Ukrainian Soviet painter

Vadym Heorhiiovych Meller (Вадим Георгійович Меллер) (1884 – 1962) was a Ukrainian and Soviet artist, known for his Avant-Garde Cubist, Constructivist, and Expressionist approach to painting, and his other creative work as a theatrical designer, book illustrator, and architect. In 1925, he was awarded a gold medal for the scenic design of the Berezil Theatre in the International Exhibition of Modern Decorative and Industrial Arts (Art Deco) in Paris.

==Career==

From 1903 to 1908, Meller studied at Kyiv University. In 1905, he visited Geneva, Switzerland, where he took art lessons at the private school of Franz Roubaud. In 1908, on the recommendation of Roubaud, he continued his education at the private art school of drawing and painting of Heinrich Knirr in Munich, Germany. There, Meller met fellow student, Paul Klee, who introduced him to Der Blaue Reiter group.

After graduating from Kyiv University with a degree in law, he acquired an artistic education in the Munich Academy of Fine Arts from 1908–1912. Meller stayed in close contact with Der Blaue Reiter group. During this time, he also met Wassily Kandinsky, with whom he became friends.

Meller first started to exhibit his art after moving to Paris, where he joined the Société des Artistes Indépendants. At the same time he was a student of Antoine Bourdelle. In 1912–1914, together with Kazimir Malevich, Sonia Delaunay, Alexander Archipenko, and Aleksandra Ekster, he participated in a number of exhibitions (Salon des Indépendants, Spring Salon, and Salon D' Automne) alongside Pablo Picasso, Georges Braque, and André Derain.

After returning to Kyiv in 1915, he worked at easel and monumental painting, graphic design, and costume design. His transition to scenography as his main field of artistic activity took place in the post-revolutionary years. From 1918–1921, he worked with scenographer and dancer Bronislava Nijinska (Vaslav Nijinsky's sister) in her ballet studio. At the end of this period he became a professor in the National Academy of Fine Arts and Architecture. In 1922, Les Kurbas invited Meller to the recently founded Berezil Theatre.

In 1925, Meller, together with Sonia Terk, Alexandra Exter, and Nathan Altman, participated in Exposition Internationale des Modernes (Art Deco) in Paris.There, Meller was awarded a gold medal for his scenic design of the Berezil' theater. That same year, Meller participated in the International Theater Exposition in New York.

Meller became the leader of the Constructivist movement in Ukrainian theater design.
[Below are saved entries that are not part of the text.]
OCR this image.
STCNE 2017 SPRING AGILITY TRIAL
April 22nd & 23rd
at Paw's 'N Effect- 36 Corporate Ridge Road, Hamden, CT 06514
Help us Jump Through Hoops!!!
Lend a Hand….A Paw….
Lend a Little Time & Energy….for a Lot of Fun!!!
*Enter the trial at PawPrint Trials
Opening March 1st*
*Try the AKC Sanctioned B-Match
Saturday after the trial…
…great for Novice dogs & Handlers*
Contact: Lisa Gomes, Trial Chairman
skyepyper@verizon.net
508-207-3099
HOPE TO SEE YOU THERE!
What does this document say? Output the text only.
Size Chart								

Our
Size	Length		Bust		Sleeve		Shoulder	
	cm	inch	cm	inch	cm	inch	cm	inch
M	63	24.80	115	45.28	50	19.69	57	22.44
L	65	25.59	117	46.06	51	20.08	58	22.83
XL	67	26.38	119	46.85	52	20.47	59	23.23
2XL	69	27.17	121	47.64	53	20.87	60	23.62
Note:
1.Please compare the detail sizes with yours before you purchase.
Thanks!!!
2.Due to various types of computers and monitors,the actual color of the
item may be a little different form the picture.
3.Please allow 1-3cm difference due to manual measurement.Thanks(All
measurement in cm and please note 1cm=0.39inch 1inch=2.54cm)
He worked in the National theater as a chief artist until 1945. From 1925 onward, he also taught at the Kyiv Art Institute (KKHI) together with Vladimir Tatlin and Alexander Bogomazov. Also in 1925, Meller became a member of the artists union Association of the Revolutionary Masters of Ukraine together with David Burliuk (co-founder), Alexander Bogomazov (co-founder), Vasyl Yermylov, Victor Palmov, and Alexander Khvostenko-Khvostov.

In 1928, he participated in the International Press Exhibition Pressa Cologne, together with El Lissitzky, Aleksandr Tyshler and Vasyl Yermylov.

== Related work ==
Meller worked as an acting director of the Monumental Painting and Sculpture Institute of the Academy of Architecture of the Ukrainian SSR (1946–1948), a chief artist of the Kyiv Music Comedy Theater (1948–1953), and a chief artist of the Iv. Franko Kyiv Academic Theater (1953–1959).

==Personal==

Born in Saint Petersburg, Meller was the second son of a top official in the Ministry of Justice in the Russian Empire. His father, Heorhiy Meller, was a noble-born Swede; his mother, Helena Caruso, was half Italian and half Greek, and also from a noble family Meller married Nina Genke, a fellow avant-garde artist. He died in Kyiv in May 4, 1962..Daughter Brigitta Vetrova (1930-2020) was the prominent Ukrainian journalist, art critic, best known for her work during the 1970s and 1980s. She played a vital role in preserving the historical legacy of her parents Vadym Meller and Nina Henke-Meller.